What this engagement says about how I work
If your organisation is considering booking me to host or moderate a senior executive day, the Aurora Live engagement is a useful reference point. Here is what it makes visible:
1. I work the full day, not just the stage moments. A 200-person executive day succeeds or fails in the connective tissue between sessions, not in the sessions themselves. I treat the entire arc as the deliverable, and I prepare for it accordingly.
2. I translate across disciplines as a core craft. Tech, security, governance, futures, psychology, sustainability – the value of a moderator at this level is the ability to carry meaning fluently between worlds that do not usually share a vocabulary. That is increasingly rare, and increasingly needed.
3. I work fluently across Nordic and international executive cultures. Multilingual. Cross-border. At home in Helsinki, Copenhagen, Tashkent, and the global executive ecosystem. For audiences that span national contexts, that fluency is not a nice-to-have, it is the precondition for the room functioning at all.
4. I bring energy as a discipline, not as personality. Choir flashmobs, calibrated humour, well-timed cultural cross-references – these are deliberate tools. A senior tech audience can absorb more substance when the energy of the room is engineered carefully. That is moderator craft.
5. I work as a partner to the organisers. A successful executive day is a team sport. The smoother the relationship between host, organisers, speakers and venue team, the more freedom everyone has to deliver their best work. I treat the organising team as collaborators from the first briefing call onwards.
6. I close the room with something portable. Executives do not return to their teams quoting the agenda. They return quoting one or two ideas worth using. My job is to make sure those ideas are clean, sharp, and carried out the door, not lost in the closing minutes.

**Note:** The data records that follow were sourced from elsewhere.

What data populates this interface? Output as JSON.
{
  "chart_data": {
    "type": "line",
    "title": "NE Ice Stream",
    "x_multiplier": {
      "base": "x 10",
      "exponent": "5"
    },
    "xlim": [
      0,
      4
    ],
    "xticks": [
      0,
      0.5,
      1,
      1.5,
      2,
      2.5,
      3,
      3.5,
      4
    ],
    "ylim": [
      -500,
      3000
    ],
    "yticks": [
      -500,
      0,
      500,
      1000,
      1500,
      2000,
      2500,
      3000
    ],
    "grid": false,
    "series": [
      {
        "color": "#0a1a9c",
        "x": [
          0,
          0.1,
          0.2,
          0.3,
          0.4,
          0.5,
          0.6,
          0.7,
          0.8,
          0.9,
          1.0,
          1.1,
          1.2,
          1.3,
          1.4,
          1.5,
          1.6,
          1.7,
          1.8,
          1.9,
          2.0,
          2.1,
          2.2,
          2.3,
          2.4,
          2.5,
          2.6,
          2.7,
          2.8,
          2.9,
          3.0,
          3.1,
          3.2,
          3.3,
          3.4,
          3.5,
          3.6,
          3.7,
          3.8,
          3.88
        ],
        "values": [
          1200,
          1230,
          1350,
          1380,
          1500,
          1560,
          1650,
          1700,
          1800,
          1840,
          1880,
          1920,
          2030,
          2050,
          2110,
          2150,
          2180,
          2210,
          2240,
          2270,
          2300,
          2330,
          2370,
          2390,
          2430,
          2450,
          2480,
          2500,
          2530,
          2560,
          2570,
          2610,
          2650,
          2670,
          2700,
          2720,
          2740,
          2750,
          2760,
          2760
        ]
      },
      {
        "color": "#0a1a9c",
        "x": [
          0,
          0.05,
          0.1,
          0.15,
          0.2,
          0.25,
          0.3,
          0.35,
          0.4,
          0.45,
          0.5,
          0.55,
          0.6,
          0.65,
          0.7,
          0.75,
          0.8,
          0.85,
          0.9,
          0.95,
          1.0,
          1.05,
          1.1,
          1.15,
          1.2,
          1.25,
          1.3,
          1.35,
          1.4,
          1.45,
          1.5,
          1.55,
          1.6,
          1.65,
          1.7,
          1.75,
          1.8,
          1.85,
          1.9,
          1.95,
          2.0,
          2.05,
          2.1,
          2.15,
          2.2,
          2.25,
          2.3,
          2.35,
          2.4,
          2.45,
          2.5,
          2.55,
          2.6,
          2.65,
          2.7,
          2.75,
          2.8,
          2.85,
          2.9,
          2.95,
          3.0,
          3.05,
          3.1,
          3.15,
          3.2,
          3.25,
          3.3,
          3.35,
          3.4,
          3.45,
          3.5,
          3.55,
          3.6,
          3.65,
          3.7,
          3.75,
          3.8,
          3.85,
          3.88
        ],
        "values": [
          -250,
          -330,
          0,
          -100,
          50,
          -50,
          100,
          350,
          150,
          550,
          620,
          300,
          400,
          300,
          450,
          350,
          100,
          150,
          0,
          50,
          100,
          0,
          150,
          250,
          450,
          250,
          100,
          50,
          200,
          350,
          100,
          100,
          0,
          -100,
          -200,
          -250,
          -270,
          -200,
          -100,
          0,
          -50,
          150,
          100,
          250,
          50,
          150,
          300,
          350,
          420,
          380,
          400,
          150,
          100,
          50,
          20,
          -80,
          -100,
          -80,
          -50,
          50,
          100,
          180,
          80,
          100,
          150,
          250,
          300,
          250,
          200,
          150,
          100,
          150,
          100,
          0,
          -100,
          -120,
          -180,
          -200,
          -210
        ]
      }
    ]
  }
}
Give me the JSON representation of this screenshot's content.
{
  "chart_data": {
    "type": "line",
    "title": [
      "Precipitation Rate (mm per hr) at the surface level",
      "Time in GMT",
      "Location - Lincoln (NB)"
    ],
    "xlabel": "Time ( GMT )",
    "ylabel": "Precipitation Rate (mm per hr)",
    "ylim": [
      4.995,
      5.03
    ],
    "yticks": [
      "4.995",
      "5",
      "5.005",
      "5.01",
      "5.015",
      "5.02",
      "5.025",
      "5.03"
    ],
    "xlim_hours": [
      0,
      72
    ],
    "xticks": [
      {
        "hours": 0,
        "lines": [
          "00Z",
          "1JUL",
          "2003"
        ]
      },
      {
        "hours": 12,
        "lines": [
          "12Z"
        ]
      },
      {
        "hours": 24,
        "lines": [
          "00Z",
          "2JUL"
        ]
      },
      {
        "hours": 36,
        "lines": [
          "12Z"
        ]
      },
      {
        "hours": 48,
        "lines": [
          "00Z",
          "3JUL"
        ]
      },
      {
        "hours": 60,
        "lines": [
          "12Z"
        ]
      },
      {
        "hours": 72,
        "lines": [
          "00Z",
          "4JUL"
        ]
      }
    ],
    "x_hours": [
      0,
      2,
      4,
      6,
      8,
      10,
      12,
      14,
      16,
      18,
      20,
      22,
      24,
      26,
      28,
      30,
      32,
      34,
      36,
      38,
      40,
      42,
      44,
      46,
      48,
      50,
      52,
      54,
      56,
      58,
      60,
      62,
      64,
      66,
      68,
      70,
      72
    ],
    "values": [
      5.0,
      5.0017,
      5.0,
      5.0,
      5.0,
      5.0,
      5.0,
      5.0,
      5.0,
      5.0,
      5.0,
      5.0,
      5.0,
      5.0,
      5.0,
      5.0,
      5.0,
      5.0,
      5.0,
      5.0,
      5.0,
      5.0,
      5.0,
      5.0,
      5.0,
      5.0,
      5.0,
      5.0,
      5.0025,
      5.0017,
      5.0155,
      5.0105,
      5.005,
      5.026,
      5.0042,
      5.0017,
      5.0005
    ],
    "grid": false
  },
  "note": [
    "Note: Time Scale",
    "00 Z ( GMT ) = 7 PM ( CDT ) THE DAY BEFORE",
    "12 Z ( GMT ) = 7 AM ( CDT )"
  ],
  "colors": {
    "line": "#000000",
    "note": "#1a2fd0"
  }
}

What I do and what I bring to the rooms I’m hired for
I work as a multilingual event host, moderator, facilitator, keynote speaker, panel guest, and organisational community-building consultant across the Nordics, Central Asia and beyond, and as Associate Partner at SavvY Advisory.
For executive day and leadership network bookings specifically, I am a strong fit when your organisation is looking for:
- A moderator for full-day Nordic or international executive networks – CIO/CTO days, leadership summits, member days, partner forums, and senior community gatherings.
- A host who can hold the arc of a full day in front of 100–500 senior decision-makers without losing energy, focus or substance.
- A multilingual, multicultural presence comfortable across Nordic and international executive cultures, fluent in English, Russian and Uzbek.
- A translator across disciplines – tech, sustainability, security, governance, futures, psychology, equality, leadership – for audiences that need the connections drawn for them, not just the content delivered to them.
- A long-term partner for executive networks looking for consistent moderation across recurring annual or quarterly engagements.
If that sounds like the room you are building, I would love to hear from you.
A final thank you
To the Aurora Live Executive Day Denmark team – and especially Tasnim Hossain, Sohvi, Olivia, Alexander, Christian Reuther and Philip Caserta – for the collaboration and the trust to hold the room. To the speakers – Anders Johansson, Niels Billekop, Henning Winther, Signe Biering and Bugge Holm Hansen – for sessions that gave the day a real spine. To the audience of 200 executives who showed up curious, engaged and willing to translate beyond their own departments. And to Axelborg, the Copenhagen choir group, Nimb Hotel and the venue team for making the day feel as good as it sounded.